In a meeting with Ukrainian diplomats, Zelensky explained that if allied countries “lifted all the current restrictions on the use of weapons on Russian territory,” Ukraine would no longer need to physically enter areas such as the Kursk region to protect Ukrainian citizens in the border communities and cut down Russia’s “potential for aggression.” He added that any further delay by Ukrainian allies concerning long-range capabilities is becoming “the most effective support for Russia’s offensive potential.”
In May, the Biden administration eased restrictions on the use of American-supplied weapons after Russia reinvaded Ukraine’s northern Kharkiv region, allowing Kyiv to use artillery and fire short-range rockets from High Mobility Artillery Rocket System (HIMARS) launchers against command posts, arms depots and other assets across the border there.
However, the policy didn’t allow Ukraine to use American-supplied rockets called Army Tactical Missile System (ATACMS) within Russia. Now, Zelensky’s administration is appealing to the U.S. to untie its hands by allowing them to use the weapons.
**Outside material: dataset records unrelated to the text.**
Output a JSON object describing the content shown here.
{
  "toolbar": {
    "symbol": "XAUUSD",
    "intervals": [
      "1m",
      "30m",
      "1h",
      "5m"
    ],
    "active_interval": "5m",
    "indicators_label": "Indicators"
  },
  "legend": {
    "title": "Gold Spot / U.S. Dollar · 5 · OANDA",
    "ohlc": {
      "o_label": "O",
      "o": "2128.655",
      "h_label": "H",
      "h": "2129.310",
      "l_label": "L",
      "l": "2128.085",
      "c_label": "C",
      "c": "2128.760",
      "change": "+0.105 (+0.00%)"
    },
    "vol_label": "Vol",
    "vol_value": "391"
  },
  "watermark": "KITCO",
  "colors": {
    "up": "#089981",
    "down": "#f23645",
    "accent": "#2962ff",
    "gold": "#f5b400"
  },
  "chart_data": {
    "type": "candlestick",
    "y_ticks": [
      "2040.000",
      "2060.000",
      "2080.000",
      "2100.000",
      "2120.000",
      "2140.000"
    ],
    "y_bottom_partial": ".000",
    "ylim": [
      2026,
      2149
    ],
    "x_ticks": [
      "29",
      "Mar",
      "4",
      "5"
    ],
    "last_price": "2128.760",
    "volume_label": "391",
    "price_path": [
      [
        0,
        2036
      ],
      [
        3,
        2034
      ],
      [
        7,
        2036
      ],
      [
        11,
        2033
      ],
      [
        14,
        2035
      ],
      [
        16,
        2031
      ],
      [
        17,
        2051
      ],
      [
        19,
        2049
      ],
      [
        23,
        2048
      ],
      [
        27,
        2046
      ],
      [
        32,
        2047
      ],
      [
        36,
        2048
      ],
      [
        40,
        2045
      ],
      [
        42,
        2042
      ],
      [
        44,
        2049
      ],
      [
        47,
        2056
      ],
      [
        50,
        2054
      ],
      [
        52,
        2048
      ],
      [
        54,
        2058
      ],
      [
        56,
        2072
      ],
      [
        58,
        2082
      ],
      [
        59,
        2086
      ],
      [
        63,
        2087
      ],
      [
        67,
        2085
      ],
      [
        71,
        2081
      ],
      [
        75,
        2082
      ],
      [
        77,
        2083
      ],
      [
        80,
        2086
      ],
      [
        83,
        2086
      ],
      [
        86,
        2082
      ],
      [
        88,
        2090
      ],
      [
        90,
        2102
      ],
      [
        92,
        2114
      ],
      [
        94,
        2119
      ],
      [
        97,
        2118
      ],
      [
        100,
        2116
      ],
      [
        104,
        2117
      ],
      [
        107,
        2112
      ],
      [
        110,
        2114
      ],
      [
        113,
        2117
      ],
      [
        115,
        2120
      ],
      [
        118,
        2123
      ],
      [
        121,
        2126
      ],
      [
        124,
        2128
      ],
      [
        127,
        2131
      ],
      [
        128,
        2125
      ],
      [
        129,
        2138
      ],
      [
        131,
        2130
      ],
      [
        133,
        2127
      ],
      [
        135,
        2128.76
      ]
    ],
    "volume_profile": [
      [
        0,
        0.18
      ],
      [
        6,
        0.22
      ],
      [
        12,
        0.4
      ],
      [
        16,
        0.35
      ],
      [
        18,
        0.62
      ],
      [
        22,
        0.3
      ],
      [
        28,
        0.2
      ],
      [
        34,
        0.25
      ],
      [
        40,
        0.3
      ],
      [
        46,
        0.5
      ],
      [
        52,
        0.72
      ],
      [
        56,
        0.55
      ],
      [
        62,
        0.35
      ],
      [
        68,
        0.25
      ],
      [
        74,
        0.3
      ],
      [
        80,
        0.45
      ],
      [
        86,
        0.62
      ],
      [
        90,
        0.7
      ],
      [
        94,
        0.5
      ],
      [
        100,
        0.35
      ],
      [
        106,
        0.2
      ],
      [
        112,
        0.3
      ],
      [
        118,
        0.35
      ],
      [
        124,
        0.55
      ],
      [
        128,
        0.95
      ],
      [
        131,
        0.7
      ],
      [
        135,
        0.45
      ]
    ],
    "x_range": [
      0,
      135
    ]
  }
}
A strategic oil storage facility in the southern Rostov region burned for several days after it was targeted in a recent drone strike. Previously, a Ukrainian official said it had conducted its largest drone attack on Russian military airfields since the start of the Russia-Ukraine war, with strikes in Voronezh, Kursk, Savasleyka and Borisoglebsk.
A Ukrainian drone attack on the Lipetsk airfield also destroyed stockpiles of guided bombs earlier this August.
But while drone strikes are inflicting damage on Russian military resources, Justin Bronk, a senior research fellow at the Royal United Services Institute in London, explained that the total damage so far “isn’t strategically significant.”
But Bronk noted the current rate of damage Ukraine has inflicted on air bases is something the Russians “cannot just accept” as it could become a serious problem over time.
If Ukraine keeps targeting air bases within Russia, the former could force Moscow to relocate air defense systems away from frontline areas. According to Bronk, this has already reduced glide bomb sortie rates by making the Russians fly farther on average to and from their bases to the front.
Douglas Barrie, a senior fellow for military aerospace at the International Institute for Strategic Studies in London, said the increasing quantity and range of Ukrainian drone attacks is becoming a source of frustration for Russia.